When you look at Chris Brown, what do you see? A bully with an entourage all too happy to start a dust-up over a perceived slight or a parking space? An emotionally crippled/stunted young man who is the sad victim of the cycle of domestic abuse? A wanton spreader of pink eye? The boo-hooingest crybaby of 2010’s BET Awards? No matter how you view him, one thing is indisputable: Chris Brown can’t stop, won’t stop (throwing punches at people and/or destroying things)! His list of victims keeps growing–Rihanna, the Window at Good Morning America, Drake, His Own Neck, A Cell Phone, and now, Pazz & Jop Champion Frank Ocean. Who or what will be next? If a pattern can be gleaned from his previous spats (and it can) we can attempt an accurate guess. So let’s give that a shot.

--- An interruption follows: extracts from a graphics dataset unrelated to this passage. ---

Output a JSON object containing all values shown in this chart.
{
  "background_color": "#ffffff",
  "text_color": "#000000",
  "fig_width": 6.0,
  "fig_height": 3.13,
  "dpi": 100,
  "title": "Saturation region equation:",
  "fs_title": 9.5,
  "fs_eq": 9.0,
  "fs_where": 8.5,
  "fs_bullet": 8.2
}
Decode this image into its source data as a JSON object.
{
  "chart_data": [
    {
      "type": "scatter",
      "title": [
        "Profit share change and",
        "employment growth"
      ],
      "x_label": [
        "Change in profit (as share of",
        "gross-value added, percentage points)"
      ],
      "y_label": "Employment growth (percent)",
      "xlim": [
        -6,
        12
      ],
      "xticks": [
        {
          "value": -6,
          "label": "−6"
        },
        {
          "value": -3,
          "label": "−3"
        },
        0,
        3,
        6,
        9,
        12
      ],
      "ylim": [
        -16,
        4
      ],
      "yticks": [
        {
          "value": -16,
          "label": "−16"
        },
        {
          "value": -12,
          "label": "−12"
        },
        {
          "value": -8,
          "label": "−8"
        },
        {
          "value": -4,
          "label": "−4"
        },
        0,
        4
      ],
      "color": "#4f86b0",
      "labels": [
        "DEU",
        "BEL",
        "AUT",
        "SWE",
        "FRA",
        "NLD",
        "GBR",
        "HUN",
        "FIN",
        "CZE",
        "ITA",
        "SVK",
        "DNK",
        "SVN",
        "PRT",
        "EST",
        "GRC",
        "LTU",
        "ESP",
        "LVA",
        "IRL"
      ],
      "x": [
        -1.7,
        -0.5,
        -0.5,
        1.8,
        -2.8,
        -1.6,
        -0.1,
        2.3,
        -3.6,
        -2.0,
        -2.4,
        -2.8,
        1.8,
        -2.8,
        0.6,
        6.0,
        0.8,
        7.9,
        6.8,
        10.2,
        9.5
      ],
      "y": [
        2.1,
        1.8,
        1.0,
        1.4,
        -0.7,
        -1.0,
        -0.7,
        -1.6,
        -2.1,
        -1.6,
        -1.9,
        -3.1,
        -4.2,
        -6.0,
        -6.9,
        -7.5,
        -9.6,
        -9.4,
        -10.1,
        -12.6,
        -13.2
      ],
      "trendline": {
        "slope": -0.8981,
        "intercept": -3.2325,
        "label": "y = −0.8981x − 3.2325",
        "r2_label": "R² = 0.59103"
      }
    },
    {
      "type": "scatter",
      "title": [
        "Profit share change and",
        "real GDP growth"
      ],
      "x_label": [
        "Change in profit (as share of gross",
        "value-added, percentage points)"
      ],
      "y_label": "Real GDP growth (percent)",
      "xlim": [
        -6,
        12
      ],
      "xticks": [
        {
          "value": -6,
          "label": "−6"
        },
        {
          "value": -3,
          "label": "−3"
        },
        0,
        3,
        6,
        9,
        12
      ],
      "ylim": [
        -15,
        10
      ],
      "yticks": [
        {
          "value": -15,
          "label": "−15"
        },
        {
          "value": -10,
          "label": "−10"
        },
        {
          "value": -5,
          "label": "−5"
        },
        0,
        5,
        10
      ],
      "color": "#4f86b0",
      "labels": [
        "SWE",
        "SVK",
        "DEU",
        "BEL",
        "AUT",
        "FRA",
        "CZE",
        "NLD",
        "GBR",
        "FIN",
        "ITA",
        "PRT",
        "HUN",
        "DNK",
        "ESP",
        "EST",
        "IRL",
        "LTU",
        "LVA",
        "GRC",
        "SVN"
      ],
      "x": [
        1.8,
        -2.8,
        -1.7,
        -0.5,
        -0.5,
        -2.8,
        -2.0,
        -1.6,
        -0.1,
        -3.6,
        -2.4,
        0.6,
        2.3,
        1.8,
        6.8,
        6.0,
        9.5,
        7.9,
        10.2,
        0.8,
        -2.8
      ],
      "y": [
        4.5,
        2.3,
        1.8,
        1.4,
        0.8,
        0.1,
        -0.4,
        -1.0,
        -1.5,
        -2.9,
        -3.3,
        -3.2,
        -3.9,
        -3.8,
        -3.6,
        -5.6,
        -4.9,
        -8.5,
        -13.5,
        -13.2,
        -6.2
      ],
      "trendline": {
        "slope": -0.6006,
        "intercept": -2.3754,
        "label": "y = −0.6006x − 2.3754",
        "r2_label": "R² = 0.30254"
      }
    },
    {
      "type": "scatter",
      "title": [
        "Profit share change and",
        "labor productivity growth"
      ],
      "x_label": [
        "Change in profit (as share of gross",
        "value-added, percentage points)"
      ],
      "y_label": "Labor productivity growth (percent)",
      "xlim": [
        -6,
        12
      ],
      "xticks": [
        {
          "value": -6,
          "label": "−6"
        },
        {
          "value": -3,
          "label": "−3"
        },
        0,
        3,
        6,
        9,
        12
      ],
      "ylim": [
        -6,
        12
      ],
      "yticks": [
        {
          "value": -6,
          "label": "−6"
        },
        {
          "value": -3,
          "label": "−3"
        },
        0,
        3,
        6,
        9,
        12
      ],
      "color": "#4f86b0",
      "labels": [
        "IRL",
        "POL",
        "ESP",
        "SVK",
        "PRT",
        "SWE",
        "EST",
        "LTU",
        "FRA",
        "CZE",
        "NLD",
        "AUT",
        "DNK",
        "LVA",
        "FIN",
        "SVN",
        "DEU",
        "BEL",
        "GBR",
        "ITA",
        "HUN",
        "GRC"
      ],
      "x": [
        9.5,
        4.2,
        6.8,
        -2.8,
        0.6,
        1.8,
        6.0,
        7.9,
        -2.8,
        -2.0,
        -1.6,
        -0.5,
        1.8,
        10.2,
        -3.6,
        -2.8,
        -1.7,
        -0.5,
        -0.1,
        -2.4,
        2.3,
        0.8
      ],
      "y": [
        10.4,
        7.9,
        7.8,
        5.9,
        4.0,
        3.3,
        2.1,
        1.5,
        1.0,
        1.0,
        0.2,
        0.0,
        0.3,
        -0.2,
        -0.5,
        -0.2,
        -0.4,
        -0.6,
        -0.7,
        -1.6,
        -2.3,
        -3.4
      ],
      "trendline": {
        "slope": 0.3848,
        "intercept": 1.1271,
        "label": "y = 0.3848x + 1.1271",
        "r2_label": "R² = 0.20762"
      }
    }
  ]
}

If there’s one thing we know Chris Brown can’t take very well it’s criticism. Or reasoned discussion about his horrible actions. Or advice of any kind. He’s proven time and again he’s a selfish Me Me Me’r who will punch or slap or throw a chair against anyone or thing that dares question his actions or gets in his way. Enter Oprah. Back when Chris Brown first turned from Wrigley’s Selling r&b Everyman to his generation’s Ike Turner, Oprah spoke some hard truths to Rihanna about Brown, saying he’d act out again. Oprah being Oprah, she was right, and Chris has gone out of his way to prove he can’t be reformed. Of course, Oprah being Oprah, she will, at some point, smugly go on TV to say “See, I Told You So.” This will get back to Brown via his many Team Breezy Operatives, and next time he’s in Chicago having a 45-course meal at Charlie Trotter’s he will see Oprah across the dining room, fly into an unstoppable rage, and destroy the place, squirting a squeeze bottle of truffle oil onto Oprah’s outfit while punching Stedman in the throat.
A Potted Plant
It was in his way.
For this Tweet. And for having the temerity to use the same last name.
An Old iPhone Charger
For not fitting his new iPhone.
Anderson Cooper When Chris Brown’s fight with Frank Ocean lands him on Cooper’s “Ridicu-list” tonight, Chris Brown books a redeye flight to NYC, cabs it from JFK to the CNN offices at Columbus Circle and the two fight on set. Wolf Blitzer takes a chair to the face just before Candy Crowley and the hologram of Will.i.Am break up the scuffle. Dr. Sanjay Gupta patches up everyone’s wounds. Erin Burnett says something stupid. The bald guy who talks money assesses the damage done to the studio and how much it will cost. Piers Morgan suffers massive head trauma, and dies. No one seems to mind.
Frank Ocean and Drake: both sensitive, introspective men who are more lover than fighter. These are the types of guys Chris Brown likes to start fights with. Dude isn’t fighting Rampage Jackson over a parking space or breaking champagne bottles over the heads of Suge Knight and his boys. The only things Chris Brown requires of those he fights are that they’re 1) Perceived as being weaker 2) Outnumbered or 3) Higher up on the charts or 4) In front of him. Eric Benet doesn’t meet the third criteria, but has 1) and 2) in abundance. That he has no entourage whatsoever means he’s in deep shit next time he becomes 4) and he and Chris Brown find themselves at Vons in Los Angeles grabbing the last can of Progresso Creamy Tomato Basil on the shelf, which both love.
NeNe Leaks of Real Housewives of AtlantaA one-time victim of domestic abuse, NeNe Leakes does a lot of charity work for the issue, even played for a domestic violence charity while on Celebrity Apprentice. She talks often about domestic abuse on red carpets and on Real Housewives of Atlanta, and over time Chris Brown begins to believe she’s taking subtle pot shots at him. One day, while on the set of Glee to confront the cast for not dedicating an episode to his work, Brown sees NeNe, and things become violent.
A Can of Progresso Creamy Tomato Basil Soup
The high fiber in Progresso’s Creamy Tomato Basil soup keeps Chris Brown regular, and primed to shit on the retinas of those who may start an ill-advised Twitter war with him. He loves the stuff, its tangy/creamy combo just the type of comfort he seeks after a long, hard day fighting and punching and kicking and crying and fighting. This particular can– which he fought Eric Benet over at a Vons earlier in the day– is expired. Chris Brown flies into a rage, throws the can through a glass window, breaks a potted plant, and attempts to shit on the retinas of the four handlers who happen to be around him at the time. He is unable to do so without the aid of his soup.
The Entire Cast of Glee
Sure, they did “No Air.” But that hardly counts. Chris Brown wants an entire episode. He also thought they delivered the first line of “No Air”– “If I should die before I wake/ It’s because you took my breath away”– with a wink. Both unacceptable. Both worth a fight.
Every employee at Vons
For selling him a can of expired soup.